The OPP began compiling information about indigenous homicides and missing-persons cases in 2011. Its analysis shows there were 54 homicides involving indigenous women between 1964 and last year, and 126 homicides of indigenous men between 1978 and last year. Of the 48 missing-persons cases, eight involve indigenous women.

The missing and murdered numbers could be higher, Det. Supt. Truax said, because indigenous identity might not be known in some cases.

The OPP's solve rate in male aboriginal homicides is higher than for indigenous women – 99 per cent compared with 85 per cent. Det. Supt. Truax said several factors could account for the lower clearance rate in aboriginal female homicides, including when and where remains were located. He noted that the OPP's overall homicide solve rate was 92 per cent between 2010 and 2014.

Mr. Day suggested additional analysis should be done to determine whether systemic problems are affecting the solve rate in homicides of indigenous women. The provincial police service considers homicides solved when a criminal charge is laid. But the OPP does not monitor the outcome of those charges in the courts, so the number of convictions is unclear. Commissioner Hawkes said he is open to looking into the issue of tracking what happens to murder charges.

The OPP data offer some insight into the perpetrators of the homicides.

Of the 46 solved cases involving aboriginal women, 26 were killed by a family member or domestic partner, 19 were slain by people known to the victim and one was killed in unknown circumstances.

In the 125 solved male homicides, most victims were also killed by people known to them: 45 were killed by a family member or spouse, while 70 were slain by a person known to the victims.
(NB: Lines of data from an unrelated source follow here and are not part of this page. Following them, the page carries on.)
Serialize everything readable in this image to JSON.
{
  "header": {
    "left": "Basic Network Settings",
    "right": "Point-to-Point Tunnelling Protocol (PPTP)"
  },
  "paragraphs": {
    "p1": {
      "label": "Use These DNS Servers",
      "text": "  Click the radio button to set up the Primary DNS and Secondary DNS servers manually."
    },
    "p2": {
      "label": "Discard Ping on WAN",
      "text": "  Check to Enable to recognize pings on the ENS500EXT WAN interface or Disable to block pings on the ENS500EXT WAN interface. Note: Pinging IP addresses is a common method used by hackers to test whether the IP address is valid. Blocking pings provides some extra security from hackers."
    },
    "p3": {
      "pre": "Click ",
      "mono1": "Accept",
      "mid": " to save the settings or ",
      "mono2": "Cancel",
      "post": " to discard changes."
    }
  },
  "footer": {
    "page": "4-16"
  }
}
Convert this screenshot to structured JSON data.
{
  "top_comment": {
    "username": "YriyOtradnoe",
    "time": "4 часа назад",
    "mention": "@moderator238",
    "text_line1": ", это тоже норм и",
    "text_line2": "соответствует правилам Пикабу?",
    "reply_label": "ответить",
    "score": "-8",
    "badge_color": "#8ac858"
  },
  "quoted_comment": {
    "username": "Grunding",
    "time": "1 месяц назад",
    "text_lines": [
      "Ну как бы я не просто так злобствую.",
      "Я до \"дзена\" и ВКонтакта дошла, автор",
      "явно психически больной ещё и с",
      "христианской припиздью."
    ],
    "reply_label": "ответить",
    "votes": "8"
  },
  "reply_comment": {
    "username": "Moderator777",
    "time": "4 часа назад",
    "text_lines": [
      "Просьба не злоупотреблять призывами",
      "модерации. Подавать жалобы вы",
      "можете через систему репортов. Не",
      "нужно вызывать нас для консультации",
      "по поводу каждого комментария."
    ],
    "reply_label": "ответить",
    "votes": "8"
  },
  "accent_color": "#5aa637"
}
The commissioner said neighbours and friends are examples of people considered known to victims, though their relationships may not be close.

Several Ontario First Nations leaders met with families of missing and murdered aboriginal women in February. Mr. Day said many families voiced frustration with how investigations were handled and felt police could have done more. Some also raised concern about inadequate communication.

Commissioner Hawkes said the OPP has invested in native-awareness training for officers and is continually working to improve communication with families.

Maggie Cywink, whose sister Sonya Cywink is among the OPP's unsolved homicides, said it's encouraging that the police are shining more light on the issue and finally bringing it "to the national stage."

While her own experience with the OPP has been positive, she said on a broader basis, more work needs to be done in rebuilding the relationship between the police and First Nations communities.

"Trust has been broken and trust needs to be rebuilt. And that's a slow process," Ms. Cywink said.

Her sister was from the Whitefish River First Nation. Sonya was 31 when her remains were discovered in August, 1994, at a native historical site known as the Southwold Earthworks, southwest of London. She was pregnant when she was killed.

Her sister remembers a "kind and gracious" woman who was positive and happy, "even in the face of darkness and battles with her own problems."

She hopes a national inquiry will take swift steps to prevent more women from going missing and being murdered – and that the result will lead to a stronger justice system.